NH lacked a literary theory, never heard of Realism, yet “virtually offers the most vivid reflection of New England life that has found its way into literature.”

A “provincial.” American deficiencies. (55-56)*

NH “was morally, in an appreciative degree, a chip of the old block”; “the consciousness of sin was the most importunate fact of life.” Yet NH’s relation to Puritanism and sin was “intellectual,” that of an artist. “He played with it and used it as a pigment; he treated it, as the metaphysicians say, objectively.”

SL “the most consistently gloomy of English novels of the first order.” HJ celebrates the novel as “absolutely American; it belonged to the soil, to the air; it came out of the very heart of New England.”

HJ makes SL into a love triangle novel: two men compete for one woman. Thinness of detail. Yet Puritanism is present “in the very quality of his own vision, in the tone of the picture, in a certain coldness and exclusiveness of treatment. The faults of the book are, to my sense, a want of reality and an abuse of the fanciful element – of a certain superficial symbolism.” “Too much” symbolism. Scaffold scene spoiled by excessive symbolism.
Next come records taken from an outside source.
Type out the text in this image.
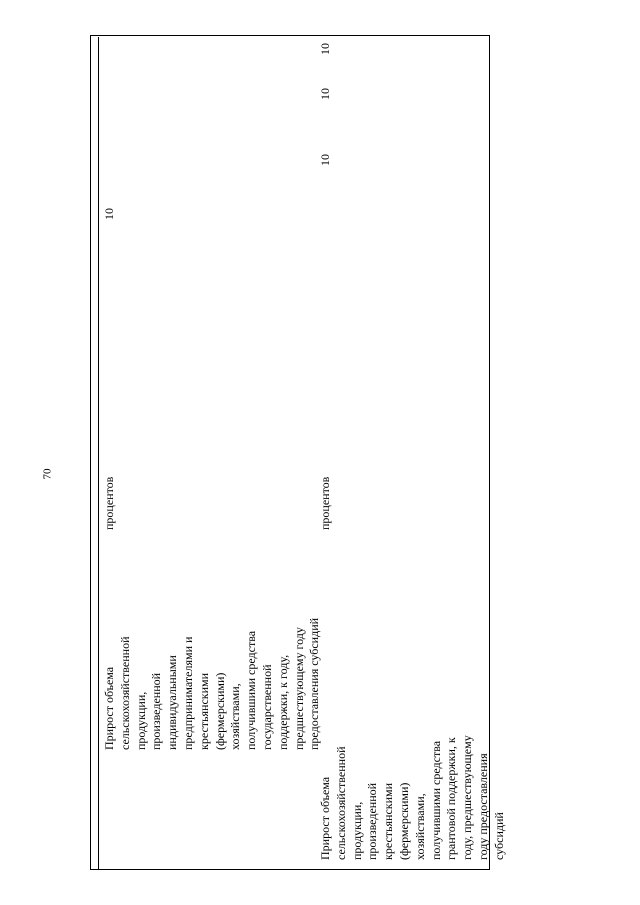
70
Прирост объема
сельскохозяйственной
продукции,
произведенной
индивидуальными
предпринимателями и
крестьянскими
(фермерскими)
хозяйствами,
получившими средства
государственной
поддержки, к году,
предшествующему году
предоставления субсидий
процентов
10
Прирост объема
сельскохозяйственной
продукции,
произведенной
крестьянскими
(фермерскими)
хозяйствами,
получившими средства
грантовой поддержки, к
году, предшествующему
году предоставления
субсидий
процентов
10
10
10
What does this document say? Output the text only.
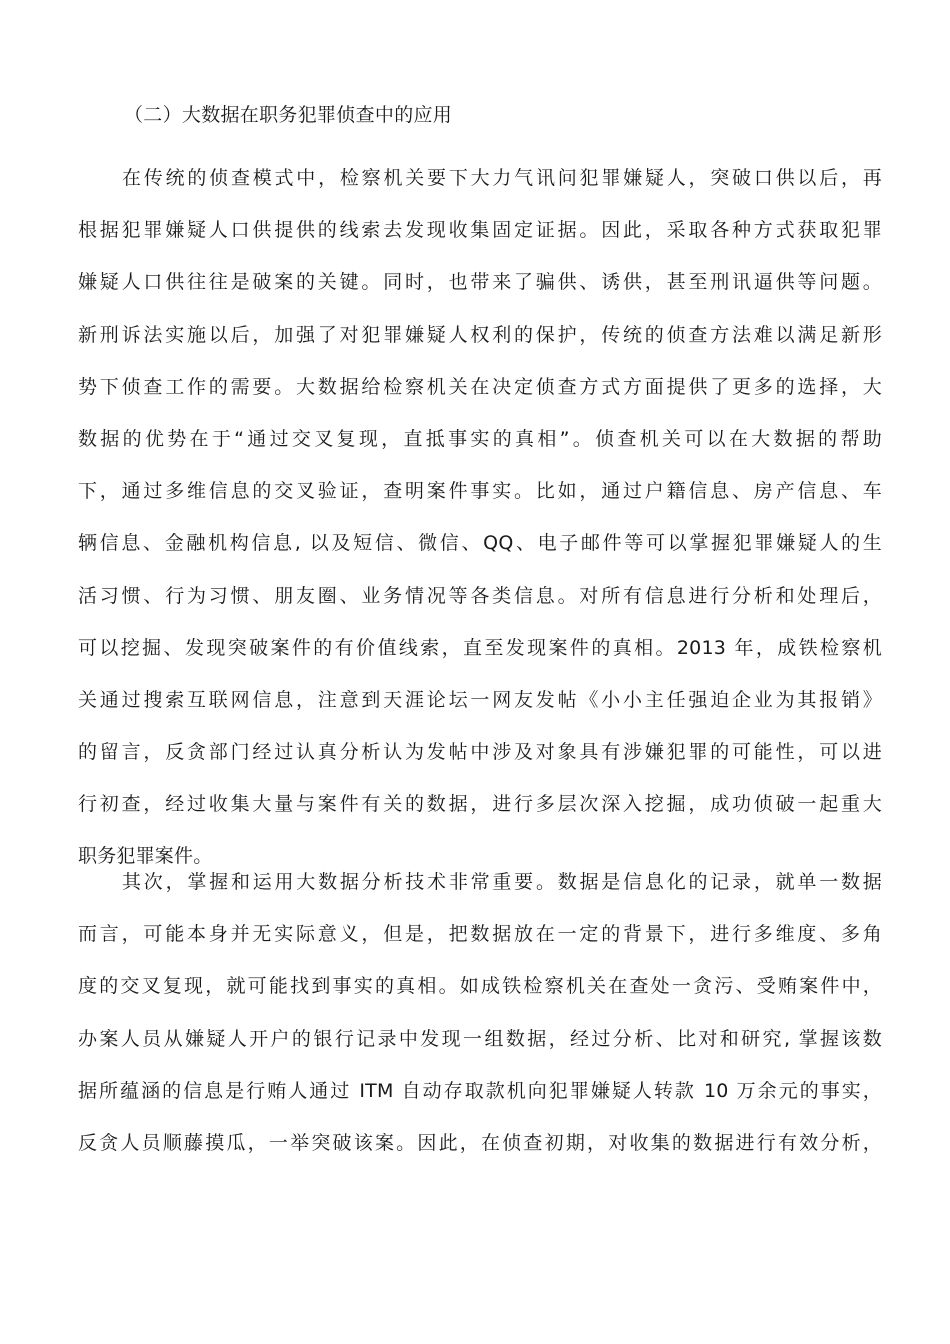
（二）大数据在职务犯罪侦查中的应用
在传统的侦查模式中，检察机关要下大力气讯问犯罪嫌疑人，突破口供以后，再
根据犯罪嫌疑人口供提供的线索去发现收集固定证据。因此，采取各种方式获取犯罪
嫌疑人口供往往是破案的关键。同时，也带来了骗供、诱供，甚至刑讯逼供等问题。
新刑诉法实施以后，加强了对犯罪嫌疑人权利的保护，传统的侦查方法难以满足新形
势下侦查工作的需要。大数据给检察机关在决定侦查方式方面提供了更多的选择，大
数据的优势在于“通过交叉复现，直抵事实的真相”。侦查机关可以在大数据的帮助
下，通过多维信息的交叉验证，查明案件事实。比如，通过户籍信息、房产信息、车
辆信息、金融机构信息, 以及短信、微信、QQ、电子邮件等可以掌握犯罪嫌疑人的生
活习惯、行为习惯、朋友圈、业务情况等各类信息。对所有信息进行分析和处理后，
可以挖掘、发现突破案件的有价值线索，直至发现案件的真相。2013 年，成铁检察机
关通过搜索互联网信息，注意到天涯论坛一网友发帖《小小主任强迫企业为其报销》
的留言，反贪部门经过认真分析认为发帖中涉及对象具有涉嫌犯罪的可能性，可以进
行初查，经过收集大量与案件有关的数据，进行多层次深入挖掘，成功侦破一起重大
职务犯罪案件。
其次，掌握和运用大数据分析技术非常重要。数据是信息化的记录，就单一数据
而言，可能本身并无实际意义，但是，把数据放在一定的背景下，进行多维度、多角
度的交叉复现，就可能找到事实的真相。如成铁检察机关在查处一贪污、受贿案件中，
办案人员从嫌疑人开户的银行记录中发现一组数据，经过分析、比对和研究, 掌握该数
据所蕴涵的信息是行贿人通过 ITM 自动存取款机向犯罪嫌疑人转款 10 万余元的事实，
反贪人员顺藤摸瓜，一举突破该案。因此，在侦查初期，对收集的数据进行有效分析，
“The Scarlet Letter has the beauty and harmony of all original and complete conceptions, and its weaker spots, whatever they are, are not of its essence; they are mere light flaws and inequalities of surface.”

HJ defends NH’s provincialism. (149)

“He combined in a singular degree the spontaneity of the imagination with a haunting care for moral problems. Man’s conscience was his theme, but he saw it in the light of a creative fancy which added, out of its own substance, an interest, and, I may almost say, an importance.”